Moreover, 19% of the true RH patients had left ventricular hypertrophy, as seen on electrocardiogram, versus 14% of white-coat patients.
They also had higher creatinine levels than did their white-coat counterparts (75 versus 72 micromol/L), higher urinary albumin excretion (11 versus 7 mg/g), and a higher percentage of patients with a urinary albumin excretion greater than 30 mg/g (30% versus 20%).
Circadian BP patterns also showed slight differences between groups, with a higher proportion of risers – who have an increase in BP during nighttime – among the true RH cohort, based on either systolic (22% versus 18%) or diastolic (12% versus 10%) measurements.
Body mass index and total cholesterol did not vary significantly between groups.
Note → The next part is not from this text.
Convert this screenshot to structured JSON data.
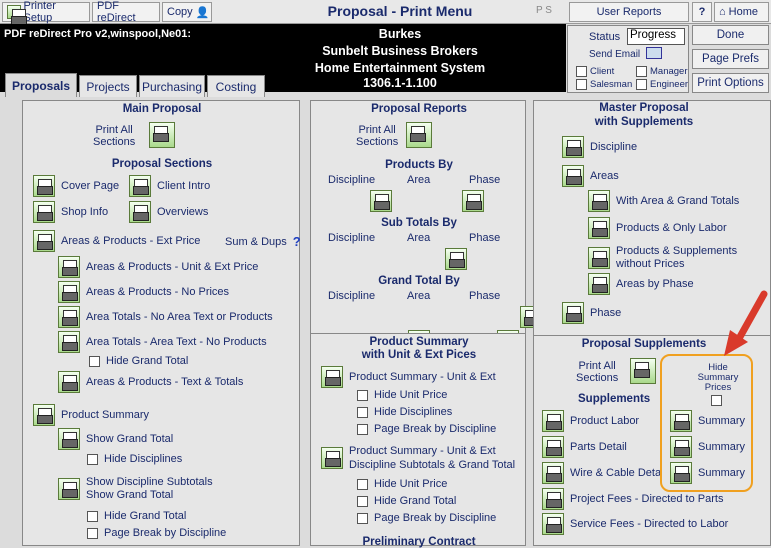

According to the authors, the study represents the first time that the prevalence of resistant hypertension was assessed in such a large cohort of patients.
However, the researchers pointed to one major weakness of the study: the inability to confirm that patients prescribed antihypertensive drugs were adherent to their medication regimen, "thus possibly overestimating the true prevalence of RH."
And despite the findings of significant differences in clinical characteristics between groups, "their discriminating value in clinical practice is probably low," cautioned the authors.
The authors disclosed that the Spanish ABPM Registry was initiated and is maintained by Lacer Laboratories, which makes valsartan. The authors also disclosed having attended meetings funded by Lacer.
FROM HYPERTENSION
Major Finding: Among 8,295 patients with resistant office hypertension, 63% had ambulatory 24-hour blood pressure values greater than or equal to 130 mm Hg systolic and/or 80 mmHg diastolic and were diagnosed as true resistant hypertension, whereas 37% showed 24-hour BP values below this limit and therefore were considered to have white-coat RH.
Data Source: An analysis of data on more than 68,000 patients in the Spanish Ambulatory Blood Pressure Monitoring (ABPM) Registry.
Disclosures: The Spanish ABPM Registry was initiated and is maintained by Lacer Laboratories. The authors disclosed having attended meetings funded by Lacer.